Stress and anxiety are woven into the fabric of our lives. It’s part of being human. It always has been. People are stressed out about terrorism or mass shooting today; fifty years ago we were worried about nuclear obliteration, mutually assured destruction; one hundred years ago it was influenza. There’s always something. What’s changed is not the level of anxiety or stress but our ability to deal with it. Instead of being a shared experience, worry used to be a personalized problem. We had problems, but we coped.
If I knew I was about to be fired, the last thing I would want to do would be to have my wife or someone else I know there to witness my embarrassment: because it would be embarrassing. I would want to preserve a little bit of my dignity; my pride would supersede my need to alleviate my anxiety or share my feelings. I like to solve my own problems and not burden others with my own worries; they have issues of their own.
My grandmother, when she was in her late seventies, lived in what had become a rough neighborhood in Milwaukee. One morning as she was waiting for her bus, a mugger attempted to grab her purse.
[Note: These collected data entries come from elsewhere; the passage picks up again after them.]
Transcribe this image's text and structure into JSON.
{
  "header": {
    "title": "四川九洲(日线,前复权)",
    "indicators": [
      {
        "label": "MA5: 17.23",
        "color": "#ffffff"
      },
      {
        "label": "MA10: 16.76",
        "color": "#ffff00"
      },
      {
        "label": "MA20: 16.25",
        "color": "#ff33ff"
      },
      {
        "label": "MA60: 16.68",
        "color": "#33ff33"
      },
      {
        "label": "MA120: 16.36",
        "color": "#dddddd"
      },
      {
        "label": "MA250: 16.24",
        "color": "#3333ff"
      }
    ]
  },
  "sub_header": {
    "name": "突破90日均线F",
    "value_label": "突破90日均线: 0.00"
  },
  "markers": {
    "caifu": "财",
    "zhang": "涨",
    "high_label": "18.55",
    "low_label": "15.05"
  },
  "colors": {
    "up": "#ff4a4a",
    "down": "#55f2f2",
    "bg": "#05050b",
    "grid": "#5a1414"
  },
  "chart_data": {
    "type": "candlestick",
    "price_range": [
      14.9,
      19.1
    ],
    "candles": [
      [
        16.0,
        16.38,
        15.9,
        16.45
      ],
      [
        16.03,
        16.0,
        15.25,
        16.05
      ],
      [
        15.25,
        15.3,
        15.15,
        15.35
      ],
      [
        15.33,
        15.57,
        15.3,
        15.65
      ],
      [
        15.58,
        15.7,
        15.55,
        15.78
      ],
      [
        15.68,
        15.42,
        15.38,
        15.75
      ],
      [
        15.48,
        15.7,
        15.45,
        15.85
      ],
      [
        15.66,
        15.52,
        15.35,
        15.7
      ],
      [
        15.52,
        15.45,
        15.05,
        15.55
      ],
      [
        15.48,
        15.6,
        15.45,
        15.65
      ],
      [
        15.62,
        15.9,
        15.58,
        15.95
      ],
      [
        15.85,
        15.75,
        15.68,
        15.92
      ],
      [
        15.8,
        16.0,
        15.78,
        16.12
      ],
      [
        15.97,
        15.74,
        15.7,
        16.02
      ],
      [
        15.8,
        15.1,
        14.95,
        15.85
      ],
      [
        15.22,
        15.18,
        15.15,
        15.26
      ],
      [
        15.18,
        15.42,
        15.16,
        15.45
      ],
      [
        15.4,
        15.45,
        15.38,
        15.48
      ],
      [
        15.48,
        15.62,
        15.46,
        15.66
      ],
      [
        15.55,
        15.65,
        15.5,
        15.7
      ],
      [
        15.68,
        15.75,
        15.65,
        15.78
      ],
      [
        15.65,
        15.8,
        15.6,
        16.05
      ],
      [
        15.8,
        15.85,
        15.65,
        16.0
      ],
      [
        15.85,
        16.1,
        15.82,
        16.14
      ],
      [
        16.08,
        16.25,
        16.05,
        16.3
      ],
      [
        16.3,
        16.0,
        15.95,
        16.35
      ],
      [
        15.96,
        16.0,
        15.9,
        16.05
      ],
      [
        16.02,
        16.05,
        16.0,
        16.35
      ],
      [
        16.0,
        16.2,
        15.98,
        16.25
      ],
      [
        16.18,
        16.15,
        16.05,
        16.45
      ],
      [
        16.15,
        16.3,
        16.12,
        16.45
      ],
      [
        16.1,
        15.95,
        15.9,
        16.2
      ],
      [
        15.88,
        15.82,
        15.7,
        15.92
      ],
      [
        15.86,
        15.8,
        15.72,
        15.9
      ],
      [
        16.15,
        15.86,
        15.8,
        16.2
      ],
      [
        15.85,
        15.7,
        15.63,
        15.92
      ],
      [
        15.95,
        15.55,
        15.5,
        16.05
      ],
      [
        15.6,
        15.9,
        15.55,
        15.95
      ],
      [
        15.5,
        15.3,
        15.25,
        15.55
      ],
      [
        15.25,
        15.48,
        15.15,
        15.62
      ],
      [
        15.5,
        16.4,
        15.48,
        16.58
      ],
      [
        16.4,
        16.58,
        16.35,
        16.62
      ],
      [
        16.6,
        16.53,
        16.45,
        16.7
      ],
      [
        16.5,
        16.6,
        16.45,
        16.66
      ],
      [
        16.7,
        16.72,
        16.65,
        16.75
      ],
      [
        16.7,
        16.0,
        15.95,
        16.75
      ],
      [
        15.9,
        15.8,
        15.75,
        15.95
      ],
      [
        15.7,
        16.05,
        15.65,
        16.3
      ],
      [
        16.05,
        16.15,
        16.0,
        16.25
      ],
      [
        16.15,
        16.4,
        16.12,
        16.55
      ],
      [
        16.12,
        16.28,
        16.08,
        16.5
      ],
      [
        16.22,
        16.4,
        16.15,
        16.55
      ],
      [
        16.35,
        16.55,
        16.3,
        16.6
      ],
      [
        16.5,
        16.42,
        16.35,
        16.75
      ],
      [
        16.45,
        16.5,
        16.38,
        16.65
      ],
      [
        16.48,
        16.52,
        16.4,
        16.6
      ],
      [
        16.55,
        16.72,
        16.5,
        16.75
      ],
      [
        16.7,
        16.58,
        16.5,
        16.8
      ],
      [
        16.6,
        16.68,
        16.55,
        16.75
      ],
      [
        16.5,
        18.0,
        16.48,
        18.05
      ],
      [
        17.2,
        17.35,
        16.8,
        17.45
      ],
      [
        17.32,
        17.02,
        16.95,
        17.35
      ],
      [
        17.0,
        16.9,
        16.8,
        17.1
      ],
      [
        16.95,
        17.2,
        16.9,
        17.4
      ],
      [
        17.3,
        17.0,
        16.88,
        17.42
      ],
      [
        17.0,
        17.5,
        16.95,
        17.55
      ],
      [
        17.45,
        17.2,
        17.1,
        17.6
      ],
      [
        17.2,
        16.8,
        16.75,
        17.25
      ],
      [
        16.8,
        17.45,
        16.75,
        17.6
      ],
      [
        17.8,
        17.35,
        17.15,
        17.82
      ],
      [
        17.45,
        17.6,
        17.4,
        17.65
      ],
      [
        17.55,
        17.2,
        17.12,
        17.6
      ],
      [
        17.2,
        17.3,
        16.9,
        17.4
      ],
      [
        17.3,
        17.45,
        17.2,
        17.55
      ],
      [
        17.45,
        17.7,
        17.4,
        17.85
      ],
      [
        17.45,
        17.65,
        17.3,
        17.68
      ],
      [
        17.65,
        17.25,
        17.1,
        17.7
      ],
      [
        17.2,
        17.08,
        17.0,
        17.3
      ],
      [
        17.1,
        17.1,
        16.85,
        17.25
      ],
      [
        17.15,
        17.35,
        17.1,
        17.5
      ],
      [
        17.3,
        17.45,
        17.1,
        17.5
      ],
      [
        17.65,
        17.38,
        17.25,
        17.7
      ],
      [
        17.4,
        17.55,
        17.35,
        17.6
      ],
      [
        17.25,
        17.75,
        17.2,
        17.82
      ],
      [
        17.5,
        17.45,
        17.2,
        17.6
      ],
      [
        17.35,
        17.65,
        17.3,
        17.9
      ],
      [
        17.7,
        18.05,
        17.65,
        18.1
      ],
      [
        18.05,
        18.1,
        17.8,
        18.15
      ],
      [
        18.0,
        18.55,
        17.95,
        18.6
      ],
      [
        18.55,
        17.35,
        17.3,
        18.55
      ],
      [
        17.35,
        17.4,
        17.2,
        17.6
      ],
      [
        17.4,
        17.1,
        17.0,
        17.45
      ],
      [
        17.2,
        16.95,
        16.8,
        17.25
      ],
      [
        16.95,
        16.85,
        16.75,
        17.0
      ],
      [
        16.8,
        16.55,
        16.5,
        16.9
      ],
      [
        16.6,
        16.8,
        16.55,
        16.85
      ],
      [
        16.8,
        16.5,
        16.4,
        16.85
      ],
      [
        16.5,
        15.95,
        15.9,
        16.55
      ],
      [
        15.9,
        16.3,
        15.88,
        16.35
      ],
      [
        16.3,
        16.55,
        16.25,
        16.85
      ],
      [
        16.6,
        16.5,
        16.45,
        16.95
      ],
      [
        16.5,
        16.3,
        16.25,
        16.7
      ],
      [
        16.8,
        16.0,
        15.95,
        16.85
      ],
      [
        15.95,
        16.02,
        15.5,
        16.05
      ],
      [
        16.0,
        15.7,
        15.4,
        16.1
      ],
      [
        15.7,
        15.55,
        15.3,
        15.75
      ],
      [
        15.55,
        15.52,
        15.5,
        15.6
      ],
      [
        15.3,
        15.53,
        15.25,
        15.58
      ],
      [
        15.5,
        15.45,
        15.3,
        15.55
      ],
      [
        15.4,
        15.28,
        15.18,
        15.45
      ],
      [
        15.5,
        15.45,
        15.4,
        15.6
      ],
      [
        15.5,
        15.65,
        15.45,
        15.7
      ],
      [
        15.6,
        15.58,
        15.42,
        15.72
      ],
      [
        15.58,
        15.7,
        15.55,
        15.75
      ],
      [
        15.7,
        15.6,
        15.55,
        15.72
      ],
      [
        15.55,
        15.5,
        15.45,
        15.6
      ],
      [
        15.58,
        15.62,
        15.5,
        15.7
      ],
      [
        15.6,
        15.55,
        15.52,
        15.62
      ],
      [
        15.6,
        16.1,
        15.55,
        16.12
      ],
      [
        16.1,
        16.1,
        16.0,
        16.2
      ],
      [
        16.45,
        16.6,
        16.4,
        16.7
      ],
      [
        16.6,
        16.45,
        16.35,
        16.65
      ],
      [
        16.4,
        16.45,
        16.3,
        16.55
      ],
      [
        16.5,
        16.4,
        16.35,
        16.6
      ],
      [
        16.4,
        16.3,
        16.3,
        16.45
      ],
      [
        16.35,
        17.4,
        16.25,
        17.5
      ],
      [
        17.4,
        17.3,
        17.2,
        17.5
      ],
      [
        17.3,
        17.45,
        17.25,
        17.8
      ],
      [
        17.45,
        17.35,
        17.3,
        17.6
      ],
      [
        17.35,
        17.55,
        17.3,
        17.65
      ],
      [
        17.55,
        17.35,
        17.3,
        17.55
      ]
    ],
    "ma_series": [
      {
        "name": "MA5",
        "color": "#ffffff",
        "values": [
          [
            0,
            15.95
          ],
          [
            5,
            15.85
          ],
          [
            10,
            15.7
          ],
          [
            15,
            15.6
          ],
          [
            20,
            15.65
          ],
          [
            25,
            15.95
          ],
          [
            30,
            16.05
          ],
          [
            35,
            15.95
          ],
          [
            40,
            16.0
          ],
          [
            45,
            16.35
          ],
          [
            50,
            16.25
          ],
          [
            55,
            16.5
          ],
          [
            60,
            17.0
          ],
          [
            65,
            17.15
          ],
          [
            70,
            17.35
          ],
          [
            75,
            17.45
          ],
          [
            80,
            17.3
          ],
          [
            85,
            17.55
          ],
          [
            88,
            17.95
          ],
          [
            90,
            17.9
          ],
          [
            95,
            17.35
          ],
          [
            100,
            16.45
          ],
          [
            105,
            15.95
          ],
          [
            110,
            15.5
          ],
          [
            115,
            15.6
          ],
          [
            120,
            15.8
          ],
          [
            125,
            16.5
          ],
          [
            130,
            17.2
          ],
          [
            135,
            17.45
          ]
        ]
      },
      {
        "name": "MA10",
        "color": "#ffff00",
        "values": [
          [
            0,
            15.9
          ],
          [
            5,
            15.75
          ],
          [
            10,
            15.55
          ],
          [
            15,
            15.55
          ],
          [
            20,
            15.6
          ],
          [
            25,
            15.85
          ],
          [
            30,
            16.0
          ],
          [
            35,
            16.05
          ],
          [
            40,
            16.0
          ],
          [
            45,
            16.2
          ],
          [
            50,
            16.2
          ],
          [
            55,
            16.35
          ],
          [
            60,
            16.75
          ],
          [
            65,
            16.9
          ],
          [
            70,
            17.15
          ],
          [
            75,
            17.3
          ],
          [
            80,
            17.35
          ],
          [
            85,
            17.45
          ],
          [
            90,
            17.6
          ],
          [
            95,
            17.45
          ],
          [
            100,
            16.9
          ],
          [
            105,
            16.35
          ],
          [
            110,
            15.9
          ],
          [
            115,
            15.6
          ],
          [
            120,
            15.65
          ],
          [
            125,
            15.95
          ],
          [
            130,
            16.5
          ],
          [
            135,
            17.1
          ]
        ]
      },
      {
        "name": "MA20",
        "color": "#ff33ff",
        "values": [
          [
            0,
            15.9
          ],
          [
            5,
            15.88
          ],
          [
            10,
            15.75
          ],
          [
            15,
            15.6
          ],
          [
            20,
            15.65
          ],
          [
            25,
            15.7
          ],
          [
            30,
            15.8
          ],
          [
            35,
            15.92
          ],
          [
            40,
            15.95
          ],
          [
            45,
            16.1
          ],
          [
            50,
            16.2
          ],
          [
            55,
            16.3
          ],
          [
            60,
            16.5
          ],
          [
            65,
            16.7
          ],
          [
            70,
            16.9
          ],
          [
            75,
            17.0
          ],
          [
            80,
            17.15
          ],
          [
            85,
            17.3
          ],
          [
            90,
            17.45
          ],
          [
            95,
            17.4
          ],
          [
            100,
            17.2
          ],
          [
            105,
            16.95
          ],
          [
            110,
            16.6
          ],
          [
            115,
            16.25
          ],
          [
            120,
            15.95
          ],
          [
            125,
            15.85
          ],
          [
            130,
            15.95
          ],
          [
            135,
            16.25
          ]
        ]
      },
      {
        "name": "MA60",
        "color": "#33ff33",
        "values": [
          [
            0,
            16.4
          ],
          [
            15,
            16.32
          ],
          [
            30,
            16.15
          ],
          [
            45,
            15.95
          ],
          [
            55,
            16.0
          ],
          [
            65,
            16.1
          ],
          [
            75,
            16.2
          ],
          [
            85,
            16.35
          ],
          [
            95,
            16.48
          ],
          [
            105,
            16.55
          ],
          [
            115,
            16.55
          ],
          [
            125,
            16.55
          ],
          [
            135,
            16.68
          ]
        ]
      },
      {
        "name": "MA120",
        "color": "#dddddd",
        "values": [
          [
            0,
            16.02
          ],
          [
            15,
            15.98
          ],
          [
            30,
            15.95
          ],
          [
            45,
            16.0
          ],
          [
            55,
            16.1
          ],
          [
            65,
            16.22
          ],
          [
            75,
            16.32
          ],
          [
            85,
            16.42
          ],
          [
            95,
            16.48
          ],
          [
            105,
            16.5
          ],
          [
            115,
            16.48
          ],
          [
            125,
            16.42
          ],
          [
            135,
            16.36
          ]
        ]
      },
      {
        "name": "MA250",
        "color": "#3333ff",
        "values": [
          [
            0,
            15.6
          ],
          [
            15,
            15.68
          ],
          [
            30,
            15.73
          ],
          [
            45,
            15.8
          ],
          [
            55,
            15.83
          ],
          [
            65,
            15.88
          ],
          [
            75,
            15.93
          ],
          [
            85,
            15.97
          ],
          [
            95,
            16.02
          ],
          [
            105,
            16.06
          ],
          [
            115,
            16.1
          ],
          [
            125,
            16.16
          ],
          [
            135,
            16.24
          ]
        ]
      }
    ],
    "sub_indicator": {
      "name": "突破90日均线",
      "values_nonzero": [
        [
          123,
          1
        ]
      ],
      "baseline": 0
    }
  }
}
She refused to let go, only giving in after the thief had dragged her half a block. About six months later, she—reluctantly—visited the doctor. He called in my mother to ask her when Grandma had broken her arm and who had set it. Apparently, after the mugging, she had gone home and set the arm herself. She said she didn’t want to worry anybody.
Grandma was tough, a lot tougher than me, and I admired (and still admire) her independence and her courage. She didn’t whine, she didn’t complain, and she didn’t have to ask for emotional support when she needed it. She had our love and our respect and our support. She believed in herself and, through her example, she made us believe in ourselves. You wouldn’t catch her trying to smuggle a support hamster onto a trans-continental flight.